ADOMAH put the penalty high into the net and the game looked beyond North End.
Cue the Hugill show, the deficit cut in the 64th minute as DJ fed a pass out to him on the half-way line.
Through the Villa half HUGILL ran, cutting inside and rifling a right-foot shot into the net as four defenders stood off.
Preston restored parity 12 minutes later, a corner on the left rolled short to McGeady by Gallagher.

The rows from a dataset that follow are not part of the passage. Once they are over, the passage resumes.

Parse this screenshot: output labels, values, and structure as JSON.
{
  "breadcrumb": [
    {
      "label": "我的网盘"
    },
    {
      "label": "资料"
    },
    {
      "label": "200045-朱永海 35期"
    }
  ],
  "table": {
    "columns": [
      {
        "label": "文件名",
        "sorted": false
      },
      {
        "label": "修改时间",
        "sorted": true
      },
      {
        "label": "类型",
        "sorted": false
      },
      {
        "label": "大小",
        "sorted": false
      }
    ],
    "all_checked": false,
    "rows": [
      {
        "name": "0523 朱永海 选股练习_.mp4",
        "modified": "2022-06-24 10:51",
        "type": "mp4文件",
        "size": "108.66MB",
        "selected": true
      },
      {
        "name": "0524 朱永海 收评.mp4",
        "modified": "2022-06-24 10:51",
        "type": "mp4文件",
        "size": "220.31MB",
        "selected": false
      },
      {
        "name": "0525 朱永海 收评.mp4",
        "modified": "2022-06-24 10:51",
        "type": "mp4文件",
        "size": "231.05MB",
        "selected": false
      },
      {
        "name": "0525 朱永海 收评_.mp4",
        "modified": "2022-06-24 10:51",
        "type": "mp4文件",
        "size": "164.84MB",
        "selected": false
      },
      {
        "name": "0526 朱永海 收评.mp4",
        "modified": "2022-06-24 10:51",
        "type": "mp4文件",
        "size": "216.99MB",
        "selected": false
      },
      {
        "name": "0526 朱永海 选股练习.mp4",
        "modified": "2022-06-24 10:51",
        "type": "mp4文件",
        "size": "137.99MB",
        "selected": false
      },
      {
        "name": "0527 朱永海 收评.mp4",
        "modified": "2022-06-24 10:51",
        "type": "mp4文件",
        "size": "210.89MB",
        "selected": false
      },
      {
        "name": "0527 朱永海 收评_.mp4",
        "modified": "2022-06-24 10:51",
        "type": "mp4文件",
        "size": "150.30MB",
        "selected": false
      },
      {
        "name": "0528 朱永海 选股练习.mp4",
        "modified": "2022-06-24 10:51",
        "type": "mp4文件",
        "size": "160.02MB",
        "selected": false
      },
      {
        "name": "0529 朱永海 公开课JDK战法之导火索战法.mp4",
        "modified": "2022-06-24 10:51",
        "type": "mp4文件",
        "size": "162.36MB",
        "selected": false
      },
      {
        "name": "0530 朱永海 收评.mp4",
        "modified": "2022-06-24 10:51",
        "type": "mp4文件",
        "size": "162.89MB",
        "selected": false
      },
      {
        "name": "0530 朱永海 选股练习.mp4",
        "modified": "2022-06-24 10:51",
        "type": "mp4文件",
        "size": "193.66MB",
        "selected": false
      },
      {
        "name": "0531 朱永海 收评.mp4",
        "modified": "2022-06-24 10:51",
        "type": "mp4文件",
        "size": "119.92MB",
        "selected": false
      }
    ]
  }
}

McGeady went one way and then the other, sending over a cross which HUGILL jumped high to meet and head into the roof of the net to spark wild celebrations among the big away following.
Chris Maxwell 6
Looked a bit hesitant coming off his line when the ball was played through for Villa’s first goal, made two comfortable saves late on.
Marnick Vermijl 6
Had a tough afternoon against Andre Green and Jordan Amavi who doubled-up to good effect. Better in the second half.
Tom Clarke 7
Plenty of work to do in the first half as North End got stretched, got more of a grip in the second, limiting Agbonlahor’s effectiveness.
Paul Huntington 7
Had PNE’s one chance of the first half with a header over the bar. Put in some timely blocks when the pressure was on.
Tommy Spurr 7
Grew into the game as it went on, getting more confidence. His long throw-in caused a few problems in the second half.
Paul Gallagher 7
Started on the right-wing but was switched into a deep midfield role to try and contain Villa. More of a influence as the game went on.
Alan Browne 7
Caught out a few times in the first half by the home side’s runners, the midfielder improved after the break and put in a very decent shift.
Daniel Johnson 6
Not quite the display he would have wanted against his former club. Got on the ball far more once PNE were back in the game.
Aiden McGeady 8
Had a big influence on the game in the second half, in line with most of his team-mates. He supplied the cross for the equaliser.
Callum Robinson 6
Played the first hour, starting up front before coming out to the right-wing. Didn’t really get into the game.
Jordan Hugill 8
Preston’s hero, spearheading their comeback by scoring the two goals – a fine solo effort and then a towering header.
Daryl Horgan 7
Replaced Robinson in the 59th minute and was busy on the right-wing. Helped push Preston forward.
Jermaine Beckford 6
Made his return from suspension after the equaliser, Hugill limping off. Lead the line and stayed out of trouble.
subs not used
Simon Makienok, Liam Grimshaw, Ben Pringle, Andy Boyle, Anders Lindegaard.
Johnstone, Hutton, Chester, Baker, Amavi (Gardner 88) Lansbury (Bacuna 77), Westwood, Admoah, Gralish (David 90), Green, Agbonlahor. Subs (not used): Richards, Elphick, Tshibola, Bunn.